Le délégué iranien Massoud Rezvanian Rahagh a au contraire affirmé que les dirigeants des négociations “n’écoutent pas tout le monde” et ont “une approche discriminatoire” contre son camp. “Nous ne voulons pas être accusés de bloquer les négociations par des tactiques malhonnêtes”, a-t-il ajouté. “Qu’un groupe d’Etats accuse un autre groupe d’Etats est inacceptable”, a renchéri le délégué russe, Dimitri Kornilov, appelant les négociateurs à “se concentrer sur des éléments qui soient acceptables pour toutes les délégations”.

“Il est très clair que si nous continuons à ce rythme, nous n’arriverons pas là où nous devons aller”, a estimé lors d’une conférence de presse la cheffe du programme de l’ONU pour l’environnement, Inger Andersen. “La frustration dans la salle était palpable”, a-t-elle poursuivi. “C’est très simple: nous devons conclure ce traité avant dimanche”.

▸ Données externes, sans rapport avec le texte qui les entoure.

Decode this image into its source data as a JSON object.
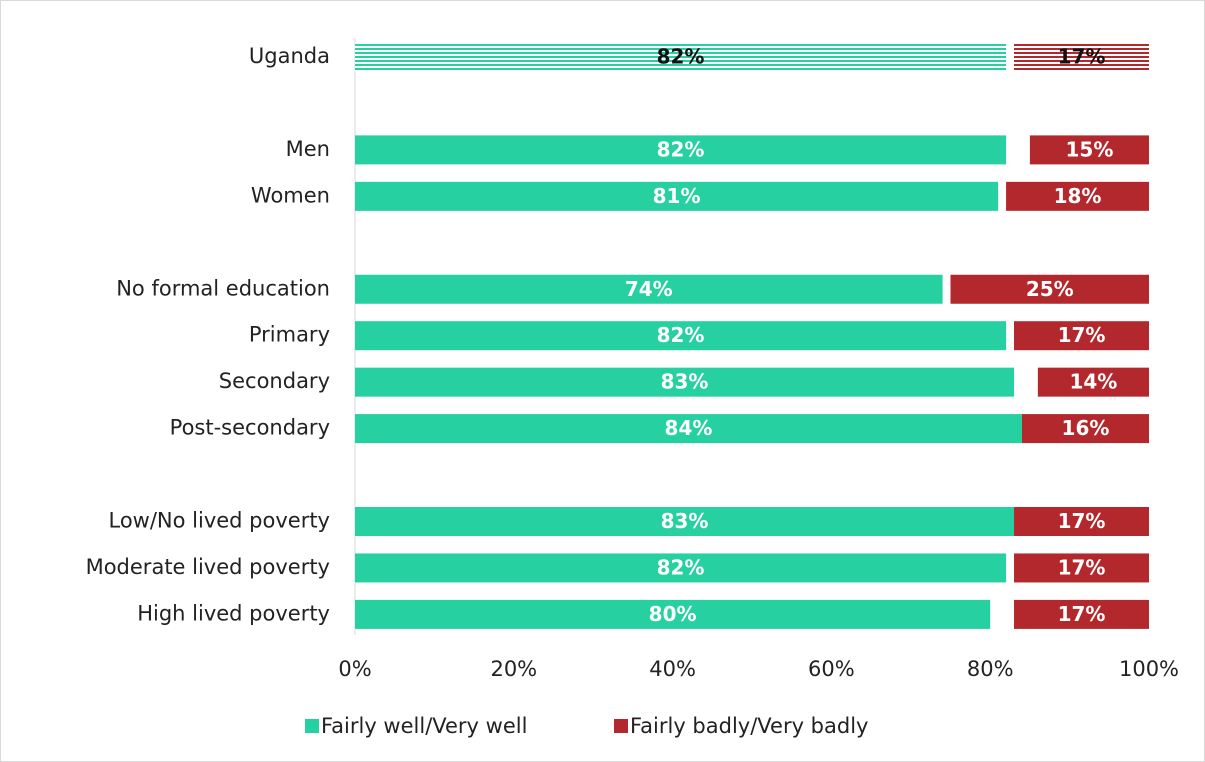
{
  "chart_data": {
    "type": "bar_split",
    "orientation": "horizontal",
    "categories": [
      "Uganda",
      null,
      "Men",
      "Women",
      null,
      "No formal education",
      "Primary",
      "Secondary",
      "Post-secondary",
      null,
      "Low/No lived poverty",
      "Moderate lived poverty",
      "High lived poverty"
    ],
    "hatched": "Uganda",
    "series": [
      {
        "name": "Fairly well/Very well",
        "color": "#26d0a0",
        "align": "left",
        "values": [
          82,
          null,
          82,
          81,
          null,
          74,
          82,
          83,
          84,
          null,
          83,
          82,
          80
        ],
        "value_labels": [
          "82%",
          null,
          "82%",
          "81%",
          null,
          "74%",
          "82%",
          "83%",
          "84%",
          null,
          "83%",
          "82%",
          "80%"
        ]
      },
      {
        "name": "Fairly badly/Very badly",
        "color": "#b3282d",
        "align": "right",
        "values": [
          17,
          null,
          15,
          18,
          null,
          25,
          17,
          14,
          16,
          null,
          17,
          17,
          17
        ],
        "value_labels": [
          "17%",
          null,
          "15%",
          "18%",
          null,
          "25%",
          "17%",
          "14%",
          "16%",
          null,
          "17%",
          "17%",
          "17%"
        ]
      }
    ],
    "xlim": [
      0,
      100
    ],
    "xticks": [
      {
        "value": 0,
        "label": "0%"
      },
      {
        "value": 20,
        "label": "20%"
      },
      {
        "value": 40,
        "label": "40%"
      },
      {
        "value": 60,
        "label": "60%"
      },
      {
        "value": 80,
        "label": "80%"
      },
      {
        "value": 100,
        "label": "100%"
      }
    ],
    "legend": "bottom"
  }
}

La ministre française déléguée de l’Energie Olga Givernet va se rendre en fin de semaine à Busan. “On est dans un contexte multilatéral difficile sur les questions climatiques et environnementales avec une tentation de fatalisme”, admet-on au cabinet de la ministre, tout en espérant que les diplomates seront “créatifs” pour trouver des solutions et construire une coalition très large de pays. “S’il y a des Etats qui veulent bloquer (le processus), il faudra aussi qu’ils assument les responsabilités, publiquement et devant l’opinion publique internationale, cela à un coût politique”, a ajouté la même source.